Google to Sell Ads Not Related to Searches
Google is today unveiling a new business model for its web advertising program.
Google, which has built a huge business out of small ads related to what people are searching for on the Internet, is now entering the larger and more competitive market of advertising for things people do not know yet that they want to buy. Starting today, Google will test changes to its advertising program that will give advertisers more control over where their ads are shown, how they pay for them and what they look like. For Internet users, the most visible change will be an expanded use of ads with graphics and animation on many of the Web sites for which Google sells advertising, rather than the short text ads that have been Google’s hallmark. For advertisers, the biggest shift will be the option to pay Google simply to show an ad on these sites to a certain number of people, rather than paying only when an Internet user clicks on the ad and is sent to the advertiser’s Web site.

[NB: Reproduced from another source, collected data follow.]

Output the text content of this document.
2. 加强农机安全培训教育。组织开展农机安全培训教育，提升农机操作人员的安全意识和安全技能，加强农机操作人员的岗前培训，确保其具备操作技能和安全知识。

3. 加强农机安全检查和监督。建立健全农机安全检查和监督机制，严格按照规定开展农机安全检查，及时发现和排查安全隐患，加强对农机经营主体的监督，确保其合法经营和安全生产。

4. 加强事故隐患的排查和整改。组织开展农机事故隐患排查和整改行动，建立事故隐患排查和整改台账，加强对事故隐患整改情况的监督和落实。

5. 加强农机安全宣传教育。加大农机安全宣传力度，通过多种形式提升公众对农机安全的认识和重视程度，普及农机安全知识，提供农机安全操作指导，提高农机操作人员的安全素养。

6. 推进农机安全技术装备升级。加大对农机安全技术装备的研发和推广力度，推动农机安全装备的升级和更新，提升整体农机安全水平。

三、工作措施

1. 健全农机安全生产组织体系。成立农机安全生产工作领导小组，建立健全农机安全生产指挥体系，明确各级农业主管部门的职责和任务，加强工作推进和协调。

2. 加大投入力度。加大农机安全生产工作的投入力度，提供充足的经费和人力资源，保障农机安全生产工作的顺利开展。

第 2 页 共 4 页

Pay-per-click ads have grown rapidly because they are an economical way for companies to attract traffic, especially to sites where sales can be consummated. But some marketers simply want to build awareness of their products and brands as users surf, and do not need to lure people to their Web sites.
For now, Google is not selling these so-called branding ads on Google.com or any of its Web sites. The new program is for Google’s large but somewhat less visible business of selling advertisements that appear on thousands of other sites, ranging from small blogs to sites of major publishers, including The New York Times. Sites may choose not to participate, especially the larger companies that are wary of having Google competing with their own sales operations for their own sites.
Interesting. OTB and scads of blogs participate in Google’s AdSense programs. For less trafficked blogs, which have a difficult time attracting BlogAd buyers, it’s the only way to generate revenue from their sites. One wonders how this will impact that.